Casey County Middle School

The county’s resource officer, Jordon Buis, suggested the campus administration did not know the severity of the altercation until the video surfaced online and they were notified.

He said, “I think it was reported by school staff that it was kind of a horseplay incident, and then once the video surfaced later it was discovered it was quite a bit more than that.”

“Stuff like this, personally, I am not going to tolerate it when it is known. I mean, of course, teachers and I can’t be everywhere at any given time,” he continued. “And with that being in the bathroom made it extra difficult, too.”

“If anything, criminal happens it is going to be dealt with and we have several times in the past and this incident is no different as far as doing criminal charges,” the official promised.

Buis later said, “Every school deals with fights and altercations. Every one of them is different. I can’t say I have had a situation with strangulation at the school. That’s definitely a first. With criminal charges, it is my understanding that any type of stuff like that is added on in the sentencing phase later in court.”

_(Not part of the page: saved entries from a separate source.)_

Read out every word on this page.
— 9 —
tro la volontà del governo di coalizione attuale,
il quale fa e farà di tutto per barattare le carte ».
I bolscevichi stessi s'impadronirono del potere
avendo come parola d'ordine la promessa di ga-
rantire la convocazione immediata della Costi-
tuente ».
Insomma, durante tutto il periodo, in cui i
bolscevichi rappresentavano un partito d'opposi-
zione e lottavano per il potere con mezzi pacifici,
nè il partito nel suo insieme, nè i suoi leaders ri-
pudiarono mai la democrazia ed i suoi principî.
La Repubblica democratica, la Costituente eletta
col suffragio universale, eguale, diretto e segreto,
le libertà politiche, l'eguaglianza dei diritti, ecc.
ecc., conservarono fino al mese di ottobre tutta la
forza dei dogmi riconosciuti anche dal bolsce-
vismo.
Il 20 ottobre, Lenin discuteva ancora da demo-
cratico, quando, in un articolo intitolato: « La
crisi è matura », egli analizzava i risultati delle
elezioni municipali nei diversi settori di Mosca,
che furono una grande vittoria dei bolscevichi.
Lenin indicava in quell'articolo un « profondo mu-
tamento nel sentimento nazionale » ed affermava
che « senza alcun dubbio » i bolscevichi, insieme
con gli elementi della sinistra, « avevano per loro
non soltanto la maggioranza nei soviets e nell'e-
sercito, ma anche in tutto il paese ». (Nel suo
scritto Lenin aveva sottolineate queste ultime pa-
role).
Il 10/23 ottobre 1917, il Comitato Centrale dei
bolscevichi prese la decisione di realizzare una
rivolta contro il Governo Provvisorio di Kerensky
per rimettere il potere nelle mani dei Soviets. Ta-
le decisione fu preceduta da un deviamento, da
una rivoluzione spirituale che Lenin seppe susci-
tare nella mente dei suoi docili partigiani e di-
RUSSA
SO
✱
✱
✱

Dontashia Southerland, the victim’s sister, who revealed she has had her own encounters with racism within the Casey County School District, said she was “disgusted” by the incident.

“I was absolutely disgusted,” Southerland said to local station Lex18. “How are you gonna let something like that go on?” 

“There’s been multiple times where it’s been racist and I’ve been attacked and, I’ve been told that, ‘it’s fine just don’t do it again, just give them like a pat on the back don’t do it again,’” the sibling remembered.

She said their father, who died shortly before this incident, used to talk to them about racism. The big sister said once her brother, whose name is withheld because he is a minor, “jokingly called him the n-word, and dad goes that’s not a joke.”

The superintendent Barry Lee disagrees and says his administration is committed to making all schools in their network a safe space, stating “the behavior that occurred in the video will not be tolerated.”

“The school administrators and the School Resource Officer (SRO) took immediate action, but we must continue to be proactive in helping our students to understand that this is not acceptable behavior in our schools or in our communities.”

Lee went on to assert, “the focus now is a unified effort to continue reinforcing the core values and school-wide expectations for students to be respectful, show integrity, have a safe learning environment, and excel in every aspect of being a successful student.”

The sister said her family is still moving forward with legal action. They also said they are considering changing schools, and finding a safer space for the learner.

“We all deserve to be treated the same,” Southerland said. “No one should be able to get more than the other person. No one should be able to get treated just because of the skin… color of their skin, than the other person.” 

“And it’s just something that shouldn’t be done.”